Sherpard’s friend, Jason Marsden, works at the Matthew Shepard Foundation, a nonprofit organization that works to protect the LGBTQ community.

“Our goal is to replace hate and ignorance with understanding compassion and acceptance,” says Marsden about the work of the foundation.

But the needle on that dial for change has been slow moving.

Since Shepard’s murder in 1998, five states--including Wyoming--still have no hate crime laws. Forty-five states have some version of hate crime legislation enacted, but Marsden says even those laws fall short.

“Close to half the states that have hate crime laws, they don't cover gay, lesbian, bisexual or transgender people,” explains Marsden.

Marsden and other activists have been working for years to change this, working with legislators in different states, all the way to Washington D.C. About nine years ago, they made a giant step in their fight for the LGBT community to be included in hate crime laws.

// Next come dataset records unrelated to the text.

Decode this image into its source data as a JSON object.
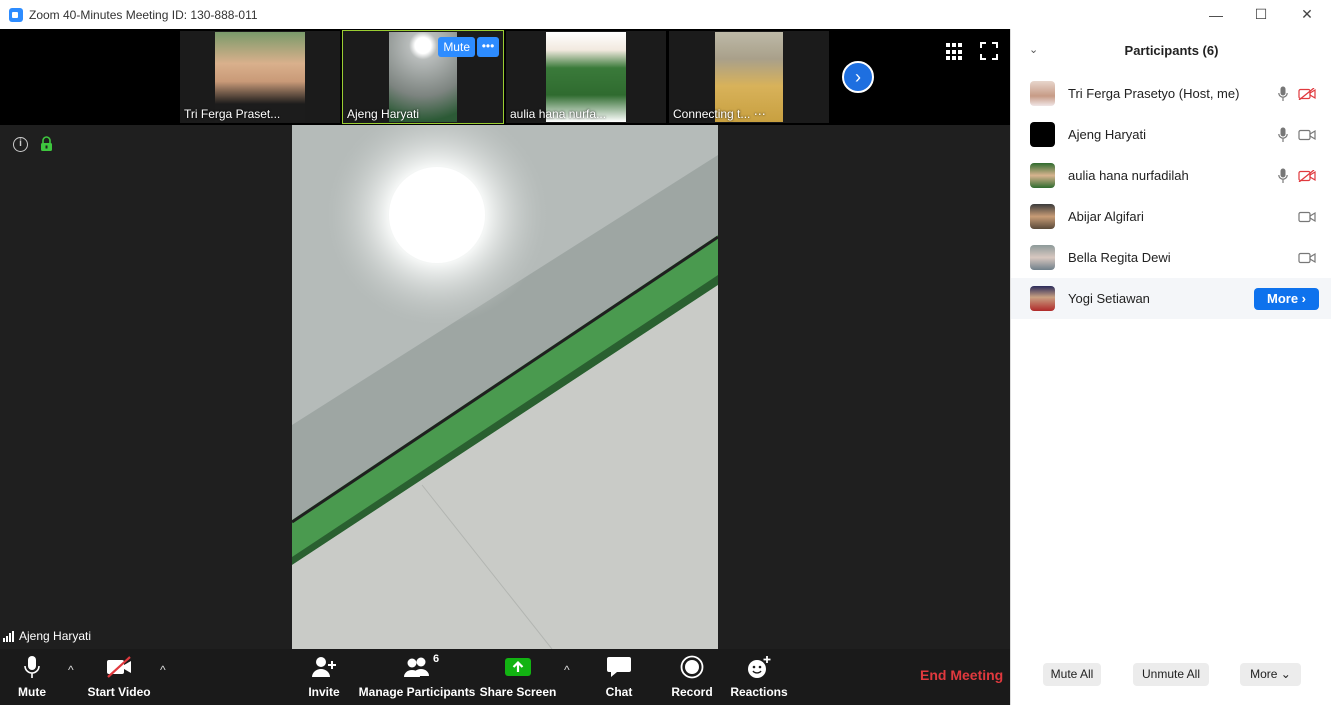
{
  "window": {
    "title": "Zoom 40-Minutes Meeting ID: 130-888-011",
    "minimize": "—",
    "maximize": "☐",
    "close": "✕"
  },
  "thumbnails": [
    {
      "name": "Tri Ferga Praset..."
    },
    {
      "name": "Ajeng Haryati",
      "mute_label": "Mute",
      "more_label": "•••"
    },
    {
      "name": "aulia hana nurfa..."
    },
    {
      "name": "Connecting t... ⋯"
    }
  ],
  "strip_next": "›",
  "main": {
    "info": "i",
    "speaker": "Ajeng Haryati"
  },
  "toolbar": {
    "mute": "Mute",
    "start_video": "Start Video",
    "invite": "Invite",
    "manage_participants": "Manage Participants",
    "participant_count": "6",
    "share_screen": "Share Screen",
    "chat": "Chat",
    "record": "Record",
    "reactions": "Reactions",
    "end_meeting": "End Meeting",
    "caret": "^"
  },
  "participants_panel": {
    "title": "Participants (6)",
    "collapse": "⌄",
    "participants": [
      {
        "name": "Tri Ferga Prasetyo (Host, me)",
        "mic": "on",
        "video": "off"
      },
      {
        "name": "Ajeng Haryati",
        "mic": "on",
        "video": "on"
      },
      {
        "name": "aulia hana nurfadilah",
        "mic": "on",
        "video": "off"
      },
      {
        "name": "Abijar Algifari",
        "mic": "none",
        "video": "on"
      },
      {
        "name": "Bella Regita Dewi",
        "mic": "none",
        "video": "on"
      },
      {
        "name": "Yogi Setiawan",
        "more_label": "More ›"
      }
    ],
    "footer": {
      "mute_all": "Mute All",
      "unmute_all": "Unmute All",
      "more": "More ⌄"
    }
  },
  "colors": {
    "accent_blue": "#2d8cff",
    "end_red": "#e0393e",
    "video_off_red": "#e0393e",
    "share_green": "#12b312"
  }
}
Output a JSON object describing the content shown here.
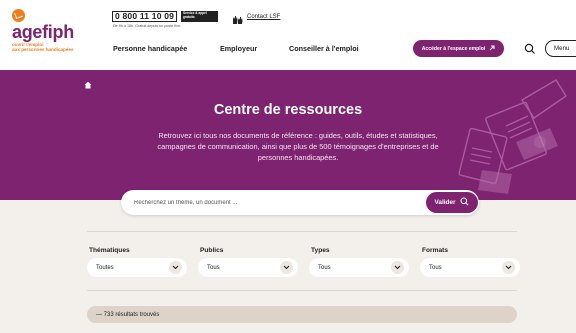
{
  "header": {
    "logo": {
      "word": "agefiph",
      "tagline_1": "ouvrir l'emploi",
      "tagline_2": "aux personnes handicapées"
    },
    "phone": {
      "number": "0 800 11 10 09",
      "badge": "Service & appel gratuits",
      "hours": "De 9h à 18h. Gratuit depuis un poste fixe."
    },
    "lsf_label": "Contact LSF",
    "nav": [
      "Personne handicapée",
      "Employeur",
      "Conseiller à l'emploi"
    ],
    "space_button": "Accéder à l'espace emploi",
    "menu_label": "Menu"
  },
  "hero": {
    "title": "Centre de ressources",
    "description": "Retrouvez ici tous nos documents de référence : guides, outils, études et statistiques, campagnes de communication, ainsi que plus de 500 témoignages d'entreprises et de personnes handicapées."
  },
  "search": {
    "placeholder": "Recherchez un thème, un document ...",
    "button": "Valider"
  },
  "filters": [
    {
      "label": "Thématiques",
      "value": "Toutes"
    },
    {
      "label": "Publics",
      "value": "Tous"
    },
    {
      "label": "Types",
      "value": "Tous"
    },
    {
      "label": "Formats",
      "value": "Tous"
    }
  ],
  "results": {
    "text": "— 733 résultats trouvés"
  },
  "colors": {
    "brand": "#7d2370",
    "accent": "#ef7d1a",
    "background": "#f3efea"
  }
}
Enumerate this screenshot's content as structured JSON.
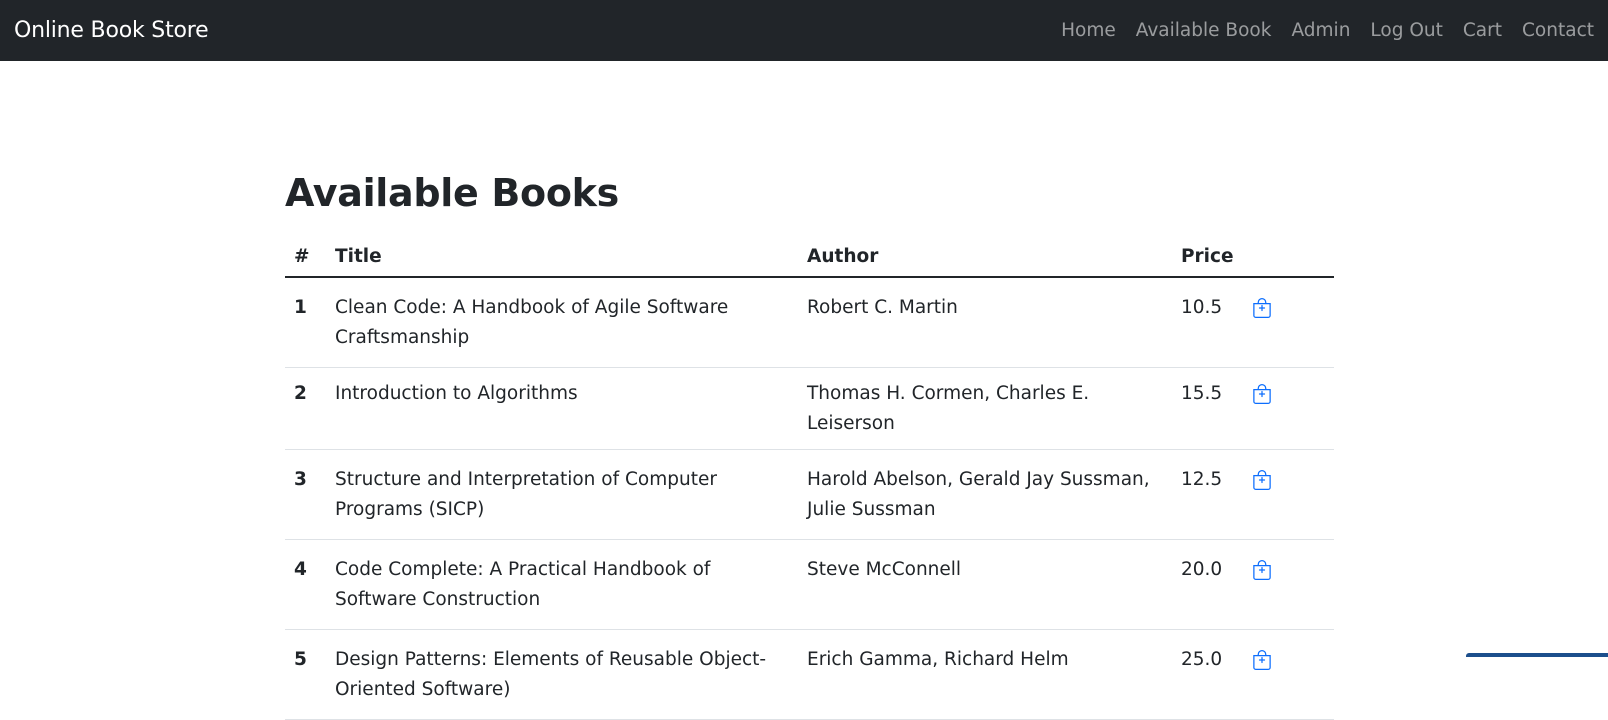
{
  "navbar": {
    "brand": "Online Book Store",
    "links": [
      "Home",
      "Available Book",
      "Admin",
      "Log Out",
      "Cart",
      "Contact"
    ]
  },
  "main": {
    "title": "Available Books",
    "columns": [
      "#",
      "Title",
      "Author",
      "Price"
    ],
    "rows": [
      {
        "num": "1",
        "title": "Clean Code: A Handbook of Agile Software Craftsmanship",
        "author": "Robert C. Martin",
        "price": "10.5",
        "icon": "cart-add-icon"
      },
      {
        "num": "2",
        "title": "Introduction to Algorithms",
        "author": "Thomas H. Cormen, Charles E. Leiserson",
        "price": "15.5",
        "icon": "cart-add-icon"
      },
      {
        "num": "3",
        "title": "Structure and Interpretation of Computer Programs (SICP)",
        "author": "Harold Abelson, Gerald Jay Sussman, Julie Sussman",
        "price": "12.5",
        "icon": "cart-add-icon"
      },
      {
        "num": "4",
        "title": "Code Complete: A Practical Handbook of Software Construction",
        "author": "Steve McConnell",
        "price": "20.0",
        "icon": "cart-add-icon"
      },
      {
        "num": "5",
        "title": "Design Patterns: Elements of Reusable Object-Oriented Software)",
        "author": "Erich Gamma, Richard Helm",
        "price": "25.0",
        "icon": "cart-add-icon"
      }
    ]
  },
  "colors": {
    "navbar_bg": "#212529",
    "accent": "#0d6efd"
  }
}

“In 2009, the Matthew Shepard and James Burg Junior Hate Crime Prevention Act was signed by President Obama, and we've been, for the last nine years, traveling all over the country, training police and prosecutors in how the law works, how it can protect the community and how it can be used to deliver justice,” says Marsden.

But in order to keep that candle burning, Marsden says they need the help of voters.

“We cannot afford to lose any human being to this sort of senseless violence, he says.

“I just would appeal to everyone's moral sensibilities to realize, it matters.”